Воцаряется тишина. Блюхер смотрит на партизан прищуренным глазом. Сейчас все решается: заорет кто-нибудь, начнет из маузера палить и рубаху на груди рвать, пойдет кутерьма, не сдержать людей.
— Кто пришел играть в войну, — продолжает Блюхер, — тот пусть уходит. Кому по душе махать шашкой и бомбой громыхать, тот адресом ошибся. Мы воюем для того, чтобы эта война была последней. Вот так. А для этого мы должны быть силой — организованной и мощной. Я вчера получил шифровку из Владивостока: меркуловцы вооружают армию до зубов; ждут подкрепления от Врангеля из Европы; разрабатывают стратегический план организованного наступления на нашу Дальневосточную республику. Момент ими выбран удачно, что и говорить: в братской России голод, и мировая буржуазия считает, что именно сейчас можно отхватить Дальний Восток, пока, им кажется, Москве не до нас. Умно. И чтобы этому умному плану противостоять, нам должно в ближайшее же время стать мощной армией, а не табором. У кого есть противное мнение, прошу высказаться…

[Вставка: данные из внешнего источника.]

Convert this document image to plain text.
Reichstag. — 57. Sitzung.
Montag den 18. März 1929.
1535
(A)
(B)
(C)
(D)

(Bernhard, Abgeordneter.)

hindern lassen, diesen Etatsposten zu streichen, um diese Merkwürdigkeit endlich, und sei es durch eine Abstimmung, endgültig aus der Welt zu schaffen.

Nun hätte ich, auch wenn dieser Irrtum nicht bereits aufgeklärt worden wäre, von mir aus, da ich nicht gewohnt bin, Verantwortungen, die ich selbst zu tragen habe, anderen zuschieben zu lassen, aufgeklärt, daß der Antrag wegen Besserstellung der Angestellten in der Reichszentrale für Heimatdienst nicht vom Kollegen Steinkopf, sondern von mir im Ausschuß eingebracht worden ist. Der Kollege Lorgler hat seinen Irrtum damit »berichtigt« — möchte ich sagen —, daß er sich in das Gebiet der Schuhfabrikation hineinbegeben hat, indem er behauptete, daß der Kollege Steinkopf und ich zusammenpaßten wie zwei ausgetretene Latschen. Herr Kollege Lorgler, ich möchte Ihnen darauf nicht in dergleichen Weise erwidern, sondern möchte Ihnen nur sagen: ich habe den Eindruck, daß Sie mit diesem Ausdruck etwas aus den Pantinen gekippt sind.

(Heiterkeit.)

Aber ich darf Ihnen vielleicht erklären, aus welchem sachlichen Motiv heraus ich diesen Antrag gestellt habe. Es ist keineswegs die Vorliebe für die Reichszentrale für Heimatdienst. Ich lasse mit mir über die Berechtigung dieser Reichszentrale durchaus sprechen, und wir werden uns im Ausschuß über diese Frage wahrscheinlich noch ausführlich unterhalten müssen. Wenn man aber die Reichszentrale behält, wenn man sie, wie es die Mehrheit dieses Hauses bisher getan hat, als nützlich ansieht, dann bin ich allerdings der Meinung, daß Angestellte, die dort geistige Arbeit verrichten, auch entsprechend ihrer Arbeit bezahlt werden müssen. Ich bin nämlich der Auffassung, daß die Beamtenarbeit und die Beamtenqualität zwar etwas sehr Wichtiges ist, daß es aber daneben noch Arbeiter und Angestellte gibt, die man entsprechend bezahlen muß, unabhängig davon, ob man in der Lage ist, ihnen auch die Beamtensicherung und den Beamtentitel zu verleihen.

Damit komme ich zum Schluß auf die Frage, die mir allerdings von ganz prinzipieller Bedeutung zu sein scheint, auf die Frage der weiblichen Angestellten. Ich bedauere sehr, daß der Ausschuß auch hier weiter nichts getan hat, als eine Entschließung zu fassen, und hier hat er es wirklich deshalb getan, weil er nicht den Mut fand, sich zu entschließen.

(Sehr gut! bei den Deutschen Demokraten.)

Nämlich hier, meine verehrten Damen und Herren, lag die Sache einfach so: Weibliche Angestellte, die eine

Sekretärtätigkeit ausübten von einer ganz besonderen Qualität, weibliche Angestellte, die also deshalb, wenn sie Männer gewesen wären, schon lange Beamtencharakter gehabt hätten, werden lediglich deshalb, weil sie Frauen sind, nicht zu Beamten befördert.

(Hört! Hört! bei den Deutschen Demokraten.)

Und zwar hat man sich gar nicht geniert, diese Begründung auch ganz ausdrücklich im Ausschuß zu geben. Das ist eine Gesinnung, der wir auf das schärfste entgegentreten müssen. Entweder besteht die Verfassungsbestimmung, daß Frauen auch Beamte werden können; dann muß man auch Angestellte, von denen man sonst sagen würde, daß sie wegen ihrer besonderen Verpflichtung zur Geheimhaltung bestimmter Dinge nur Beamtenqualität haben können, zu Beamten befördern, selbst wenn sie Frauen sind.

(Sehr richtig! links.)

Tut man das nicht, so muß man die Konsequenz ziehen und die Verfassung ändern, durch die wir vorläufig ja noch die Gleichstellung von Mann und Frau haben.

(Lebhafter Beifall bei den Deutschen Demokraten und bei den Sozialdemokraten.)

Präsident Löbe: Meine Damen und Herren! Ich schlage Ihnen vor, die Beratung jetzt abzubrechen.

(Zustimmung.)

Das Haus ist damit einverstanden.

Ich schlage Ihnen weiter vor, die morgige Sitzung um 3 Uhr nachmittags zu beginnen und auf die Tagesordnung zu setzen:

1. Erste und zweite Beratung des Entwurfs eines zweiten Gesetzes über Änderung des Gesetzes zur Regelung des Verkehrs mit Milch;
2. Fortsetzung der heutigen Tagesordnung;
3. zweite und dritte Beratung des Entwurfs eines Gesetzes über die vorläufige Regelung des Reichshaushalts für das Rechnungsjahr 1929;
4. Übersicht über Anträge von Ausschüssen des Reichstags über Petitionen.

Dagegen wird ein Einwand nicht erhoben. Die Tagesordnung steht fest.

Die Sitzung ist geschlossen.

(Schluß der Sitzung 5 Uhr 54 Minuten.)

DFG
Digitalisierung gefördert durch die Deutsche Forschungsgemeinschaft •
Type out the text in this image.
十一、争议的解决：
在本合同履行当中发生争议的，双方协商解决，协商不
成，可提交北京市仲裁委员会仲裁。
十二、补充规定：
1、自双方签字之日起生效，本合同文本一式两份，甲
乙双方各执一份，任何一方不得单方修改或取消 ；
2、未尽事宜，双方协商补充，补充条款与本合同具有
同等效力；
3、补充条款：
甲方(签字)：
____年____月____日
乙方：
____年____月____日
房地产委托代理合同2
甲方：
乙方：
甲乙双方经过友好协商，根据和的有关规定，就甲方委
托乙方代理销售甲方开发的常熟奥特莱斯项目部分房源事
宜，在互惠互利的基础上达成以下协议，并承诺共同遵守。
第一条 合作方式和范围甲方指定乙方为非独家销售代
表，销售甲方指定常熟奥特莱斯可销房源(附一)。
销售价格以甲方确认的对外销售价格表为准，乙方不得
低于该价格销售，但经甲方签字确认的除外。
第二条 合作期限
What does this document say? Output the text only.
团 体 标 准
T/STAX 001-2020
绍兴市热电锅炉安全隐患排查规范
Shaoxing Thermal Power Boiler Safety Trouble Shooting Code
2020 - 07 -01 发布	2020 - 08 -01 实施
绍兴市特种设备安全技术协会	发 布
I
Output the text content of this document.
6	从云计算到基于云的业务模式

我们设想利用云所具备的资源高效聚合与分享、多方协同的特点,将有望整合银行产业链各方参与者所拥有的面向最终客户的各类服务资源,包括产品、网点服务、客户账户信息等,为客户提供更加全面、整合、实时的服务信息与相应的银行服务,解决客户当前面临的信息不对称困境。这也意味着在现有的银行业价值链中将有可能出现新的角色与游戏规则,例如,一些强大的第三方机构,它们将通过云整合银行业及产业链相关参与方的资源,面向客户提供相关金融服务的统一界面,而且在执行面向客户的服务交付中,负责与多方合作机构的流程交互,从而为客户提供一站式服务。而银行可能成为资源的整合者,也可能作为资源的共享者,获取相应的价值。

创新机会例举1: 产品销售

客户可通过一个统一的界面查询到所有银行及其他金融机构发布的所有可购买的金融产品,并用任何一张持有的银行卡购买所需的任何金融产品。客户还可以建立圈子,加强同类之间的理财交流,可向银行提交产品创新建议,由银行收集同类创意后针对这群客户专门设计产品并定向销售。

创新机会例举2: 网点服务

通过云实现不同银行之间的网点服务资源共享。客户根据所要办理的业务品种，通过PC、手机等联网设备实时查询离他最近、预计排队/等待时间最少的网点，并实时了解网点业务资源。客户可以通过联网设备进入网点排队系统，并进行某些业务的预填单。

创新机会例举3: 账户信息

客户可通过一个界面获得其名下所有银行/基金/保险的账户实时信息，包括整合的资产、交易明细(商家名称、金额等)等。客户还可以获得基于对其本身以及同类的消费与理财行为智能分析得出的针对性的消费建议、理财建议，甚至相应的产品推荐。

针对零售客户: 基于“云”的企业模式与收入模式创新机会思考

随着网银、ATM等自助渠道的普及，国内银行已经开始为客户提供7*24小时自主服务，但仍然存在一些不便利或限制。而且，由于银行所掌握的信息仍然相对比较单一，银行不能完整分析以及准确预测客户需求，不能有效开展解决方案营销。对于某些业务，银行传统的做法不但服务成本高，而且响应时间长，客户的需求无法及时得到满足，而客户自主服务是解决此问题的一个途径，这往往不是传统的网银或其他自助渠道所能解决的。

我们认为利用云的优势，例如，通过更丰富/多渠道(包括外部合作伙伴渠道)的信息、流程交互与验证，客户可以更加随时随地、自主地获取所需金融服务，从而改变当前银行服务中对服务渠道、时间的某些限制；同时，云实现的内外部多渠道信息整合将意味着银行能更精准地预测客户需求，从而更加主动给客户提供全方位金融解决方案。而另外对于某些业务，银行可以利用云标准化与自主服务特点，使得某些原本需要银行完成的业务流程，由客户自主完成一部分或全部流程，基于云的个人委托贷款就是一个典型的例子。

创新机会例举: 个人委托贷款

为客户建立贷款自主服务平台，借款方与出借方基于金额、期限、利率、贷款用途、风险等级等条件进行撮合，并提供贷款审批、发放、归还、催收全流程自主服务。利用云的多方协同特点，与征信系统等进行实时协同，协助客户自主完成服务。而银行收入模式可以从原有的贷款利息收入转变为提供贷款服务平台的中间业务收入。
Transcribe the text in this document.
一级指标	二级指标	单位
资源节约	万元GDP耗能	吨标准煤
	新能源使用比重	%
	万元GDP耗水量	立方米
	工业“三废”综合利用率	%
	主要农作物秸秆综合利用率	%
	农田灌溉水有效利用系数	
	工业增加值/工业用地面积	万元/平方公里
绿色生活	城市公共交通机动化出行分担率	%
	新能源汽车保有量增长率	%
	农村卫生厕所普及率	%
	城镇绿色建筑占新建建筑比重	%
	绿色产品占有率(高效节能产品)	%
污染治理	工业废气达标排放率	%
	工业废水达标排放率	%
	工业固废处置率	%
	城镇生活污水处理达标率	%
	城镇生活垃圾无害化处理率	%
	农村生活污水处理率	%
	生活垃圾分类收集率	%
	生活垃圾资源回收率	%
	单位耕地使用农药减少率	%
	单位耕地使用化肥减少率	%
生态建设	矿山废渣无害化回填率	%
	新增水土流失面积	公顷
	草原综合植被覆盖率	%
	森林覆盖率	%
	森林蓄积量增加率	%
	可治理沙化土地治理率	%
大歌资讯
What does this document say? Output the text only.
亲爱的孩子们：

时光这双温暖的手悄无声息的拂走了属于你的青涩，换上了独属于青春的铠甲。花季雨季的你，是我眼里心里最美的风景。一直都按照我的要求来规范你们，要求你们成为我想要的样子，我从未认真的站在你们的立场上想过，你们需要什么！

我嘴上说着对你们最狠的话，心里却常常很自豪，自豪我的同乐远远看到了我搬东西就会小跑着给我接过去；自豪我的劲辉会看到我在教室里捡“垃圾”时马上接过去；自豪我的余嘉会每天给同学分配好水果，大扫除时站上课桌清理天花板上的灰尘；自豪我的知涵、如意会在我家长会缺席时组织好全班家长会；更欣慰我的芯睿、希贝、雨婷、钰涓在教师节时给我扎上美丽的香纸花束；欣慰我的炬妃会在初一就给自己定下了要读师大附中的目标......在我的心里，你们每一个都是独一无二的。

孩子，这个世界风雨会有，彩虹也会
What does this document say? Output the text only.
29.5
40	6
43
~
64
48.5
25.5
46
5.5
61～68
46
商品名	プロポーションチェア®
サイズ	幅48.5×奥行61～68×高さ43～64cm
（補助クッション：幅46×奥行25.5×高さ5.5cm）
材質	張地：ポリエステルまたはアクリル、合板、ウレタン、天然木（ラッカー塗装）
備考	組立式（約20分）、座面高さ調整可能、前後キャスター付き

Остановился Блюхер в доме у попа. Батюшка Никодим слывет красным, Ленину поет с амвона долголетие, белых проклинает бранными словами, а иногда бывает так, что и матюжком пустит, если увлечется.
— Может, гражданин министр, — предлагает он, — откушаете топленого молочка?
— Благодарю, я уж из котла перекусил.
— Жидок котел-то…
— Да уж не густ.
— Вот я как раз к тому и про молочко. Не брезгаете ли?
— Право слово, сыт.
— Не отвергай руку дающего.
— Да не оскудеет она, — улыбается Блюхер.
— О-о, Библию изволите цитировать?
— Читал.
— Вы по партейности кто? Не кадет ли?
— Коммунист.
— А как же такую для вас грешность допускаете, что про Библию и — не ругательно?
Бежит батюшка на половину к матушке. Лицо у него светится, пальцы играют, шепчет он ей на ухо:
— Маня, нацеди самогоночки! Такая, право, радость!
— А чего, Димочка?
— Чего, чего, — суетится отец Никодим, — ты не чегокай, а влаги поднацеди скорей, радость сейчас во мне птицей порхает и на сердце легко.
…А чуть позже в комнату Блюхера заходит Колька-анархист. Стоит он на пороге раскорякой — соблюдает флотский форс, хотя до моря еще идти и идти.
— Гражданин министр, — говорит Колька с дурной улыбочкой, — наш разведвзвод порешил подарить вам жеребчика, отбитого у белых. Крутой жеребчик, просто министерский. Вам его, может, кто объездит, будете потом довольны, а сейчас только взгляните.
Блюхер поднимается, идет вместе с Колькой на площадь. Там стоит красавец жеребец. Норовистый, копытом бьет, глаза кровавые, пена с морды к земле тянется. Партизаны его впятером держат, и то еле-еле. Блюхер берет поводья, заглядывает жеребцу в морду, тот храпит и скалит зубы.
— Неужто сами решитесь объехать? — спрашивает Колька-анархист, незаметно подмигивая партизанам: мол, черта с два! Министр, он на что способен? Он только речи способен двигать про дисциплину.
— Пускай, — негромко просит Блюхер и закидывает ногу в стремя.
Пускают партизаны жеребца. Эх, чуть раньше времени пустили! Понес! Стремя подвернулось, нога соскользнула, вторую ногу не успел забросить Василий Константинович, только за гриву уцепился; он висит вдоль жеребца, а тот носится по площади кругами, и нет сил его остановить, и нет никакой возможности себя самого в седло взбросить.